The Constitutional Court invalidated the main provisions of the law on Nov. 14. The law would have severely restricted both state-run and private radio and television stations. The draft called for a National Radio and Television Council to oversee programming, staffing, and licensing of state-run stations, and would have monitored general programming of the private radio and television stations.
Widespread complaints of censorship, specifically by journalists at Bulgarian National Radio (BNR), prompted several BNR staffers in December 1995 to found Bulgaria's first press freedom association, called Svobodna Slovo (Free Word). More than 100 journalists, translators, and sociologists officially established the organization on Jan. 8, defining it as politically independent and committed to the defense of free speech.
While Bulgaria has a number of nationwide independent newspapers and journals, including a newsmagazine that started publishing in January, the country's poor economy limited the spending power of most Bulgarians to buy print media. A poll in the local newspaper Standart found that the vast majority of Bulgarians get their domestic news via state television or radio.

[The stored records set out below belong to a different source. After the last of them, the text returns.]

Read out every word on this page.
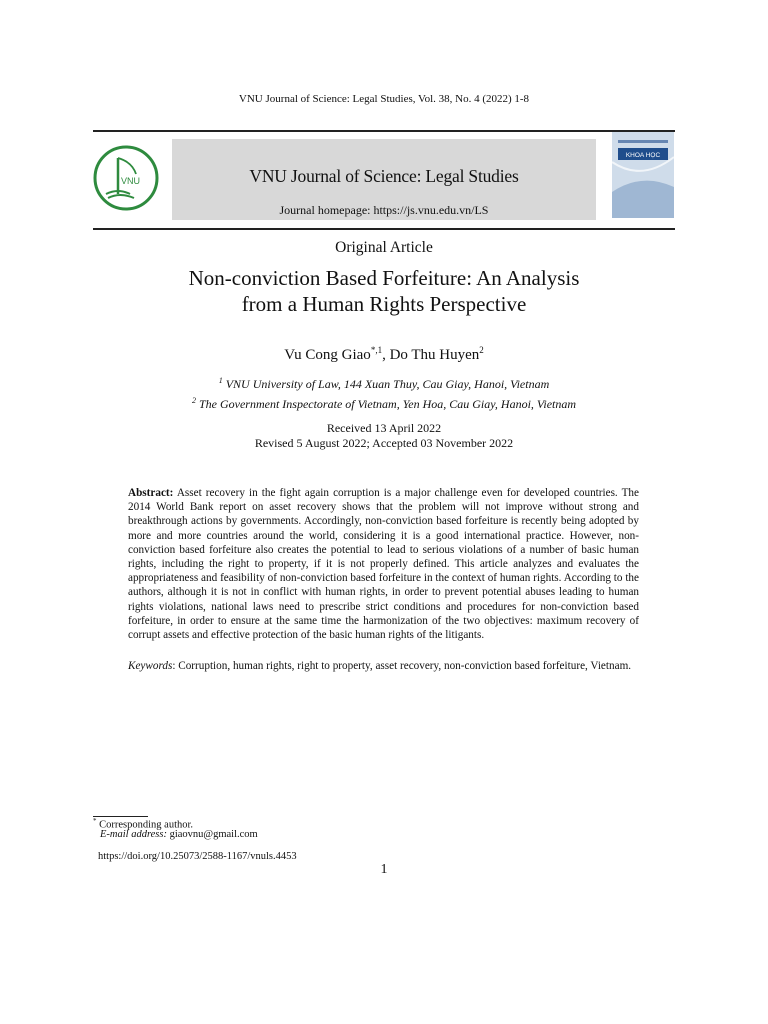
VNU Journal of Science: Legal Studies, Vol. 38, No. 4 (2022) 1-8
VNU	VNU Journal of Science: Legal Studies
Journal homepage: https://js.vnu.edu.vn/LS
KHOA HỌC
Original Article
Non-conviction Based Forfeiture: An Analysis
from a Human Rights Perspective
Vu Cong Giao$^{*,1}$, Do Thu Huyen$^2$
$^1$ VNU University of Law, 144 Xuan Thuy, Cau Giay, Hanoi, Vietnam
$^2$ The Government Inspectorate of Vietnam, Yen Hoa, Cau Giay, Hanoi, Vietnam
Received 13 April 2022
Revised 5 August 2022; Accepted 03 November 2022
Abstract: Asset recovery in the fight again corruption is a major challenge even for developed countries. The 2014 World Bank report on asset recovery shows that the problem will not improve without strong and breakthrough actions by governments. Accordingly, non-conviction based forfeiture is recently being adopted by more and more countries around the world, considering it is a good international practice. However, non-conviction based forfeiture also creates the potential to lead to serious violations of a number of basic human rights, including the right to property, if it is not properly defined. This article analyzes and evaluates the appropriateness and feasibility of non-conviction based forfeiture in the context of human rights. According to the authors, although it is not in conflict with human rights, in order to prevent potential abuses leading to human rights violations, national laws need to prescribe strict conditions and procedures for non-conviction based forfeiture, in order to ensure at the same time the harmonization of the two objectives: maximum recovery of corrupt assets and effective protection of the basic human rights of the litigants.
Keywords: Corruption, human rights, right to property, asset recovery, non-conviction based forfeiture, Vietnam.
* Corresponding author.
E-mail address: giaovnu@gmail.com
https://doi.org/10.25073/2588-1167/vnuls.4453
1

The poll also found that the majority of respondents felt that the state media's news coverage and commentary were politically biased.
Valentin Hadzhiev, 24 Chasa, HARASSED, LEGAL ACTION
Mitko Shtirkov, Trud, HARASSED, LEGAL ACTION
Hadzhiev and Shtirkov, reporters for the independent dailies 24 Chasa and Trud, respectively, were detained in the city of Smolyan on charges of slander. The two journalists were released the next day, but the charges against them still stand. On Feb. 19, Hadzhiev and Shtirkov had published articles stating that a newly appointed prosecutor in the city of Devin had been dismissed from the Devin police force in 1992 for bribery. A district prosecutor in Smolyan accused the journalists of reporting false facts and charged them with slander under Articles 146 and 148 of the Bulgarian Criminal Code. CPJ wrote to President Zhelyu Zhelev and Prime Minister Jan Videnov, urging them to drop the charges against the journalists.
All radio and television, LEGAL ACTION
The Bulgarian Parliament passed a bill outlining the formation of a new National Radio and Television Council, which was to be responsible for monitoring broadcasts and appointing directors to state-run radio and television. The Parliament overrode President Zhelyu Zhelev's veto against the bill. Zhelev submitted the law to the Constitutional Court of Bulgaria for further examination. On Nov.14, the Constitutional Court invalidated 15 provisions of the electronic media law. The judges declared unconstitutional the formation of an 11-seat National Radio and TV Council based on political criteria and on parliamentary representation. The provisions that such a council, which would have been a state organ, approve program schemes and program content and have the right to cancel programs, were also declared unconstitutional. The court also invalidated articles that would have deprived the judiciary of free airtime and banned journalists from giving "subjective" commentaries.